The U.S. Supreme Court held that courts may consider events before and throughout a police encounter, not only the precise instant a shot is fired, when assessing whether an officer’s use of force was objectively reasonable, the court said during a Term podcast discussion.
The ruling clarifies how Graham v. Connor’s objective-reasonableness standard should be applied: courts must examine the totality of the circumstances, which can include the events that led up to the use of force, although the decision did not adopt a categorical rule about which antecedent factors can be considered or whether officer conduct that contributed to danger may be excluded.
The case arose from a traffic stop in the Houston area on April 28, 2016. Officer Roberto Felix Jr. pulled over a vehicle for unpaid toll violations and asked driver Ashton Barnes for identification and proof of insurance. Barnes opened the driver’s door but did not exit, then restarted the car while the officer was still at the door; Felix unholstered his gun and, after jumping onto the door sill, fired two shots into the vehicle within roughly two seconds, one of which struck Barnes. Barnes was dead by the time backup arrived.
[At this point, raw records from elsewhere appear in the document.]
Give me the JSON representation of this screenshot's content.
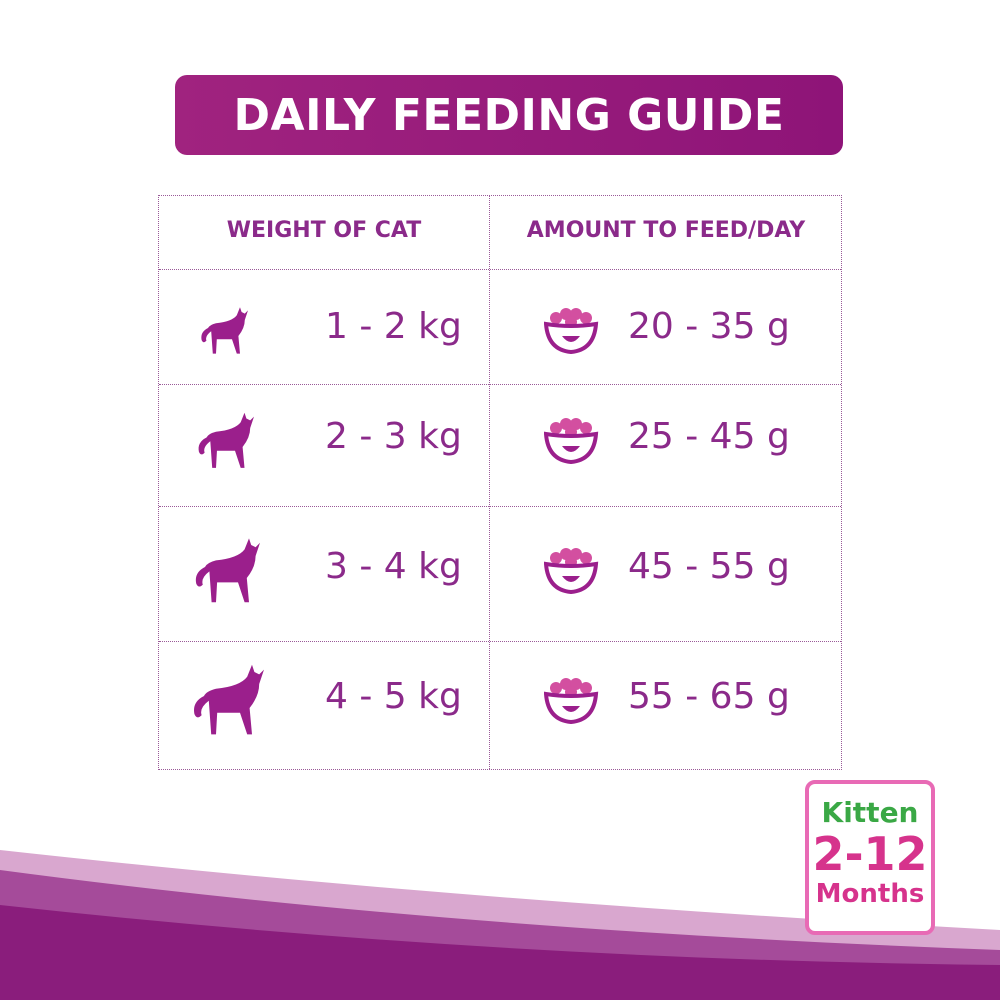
{
  "header": {
    "title": "DAILY FEEDING GUIDE"
  },
  "table": {
    "columns": [
      "WEIGHT OF CAT",
      "AMOUNT TO FEED/DAY"
    ],
    "rows": [
      [
        "1 - 2 kg",
        "20 - 35 g"
      ],
      [
        "2 - 3 kg",
        "25 - 45 g"
      ],
      [
        "3 - 4 kg",
        "45 - 55 g"
      ],
      [
        "4 - 5 kg",
        "55 - 65 g"
      ]
    ]
  },
  "badge": {
    "label": "Kitten",
    "range": "2-12",
    "unit": "Months"
  }
}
The Supreme Court emphasized that traffic stops are often dangerous and that officers make rapid, spur-of-the-moment decisions; those realities justify some deference to officers’ perceptions in assessing reasonableness. But the court rejected a rule that confines review strictly to the single instant an officer used force and confirmed that a reviewing court may look backward and forward in time to evaluate the objective reasonableness of the officer’s actions.
"You don't look just at that moment," Laurie Levinson said on the Federal Judicial Center podcast. "It's not limited just to the moment of the use of force, that you could look at time before it and throughout it to make that decision." Evan Lee noted the decision is narrow on its face but said it leaves for later proceedings the harder question of whether courts can discount officer conduct that contributed to the danger before the shooting.
The narrow holding will affect civil-rights suits brought under the Fourth Amendment arising from police encounters: lower courts must apply the Graham framework while allowing consideration of the broader sequence of events, and trial courts on remand will need to decide how much of the preceding conduct is relevant and admissible. The decision does not prescribe a single formula for that determination.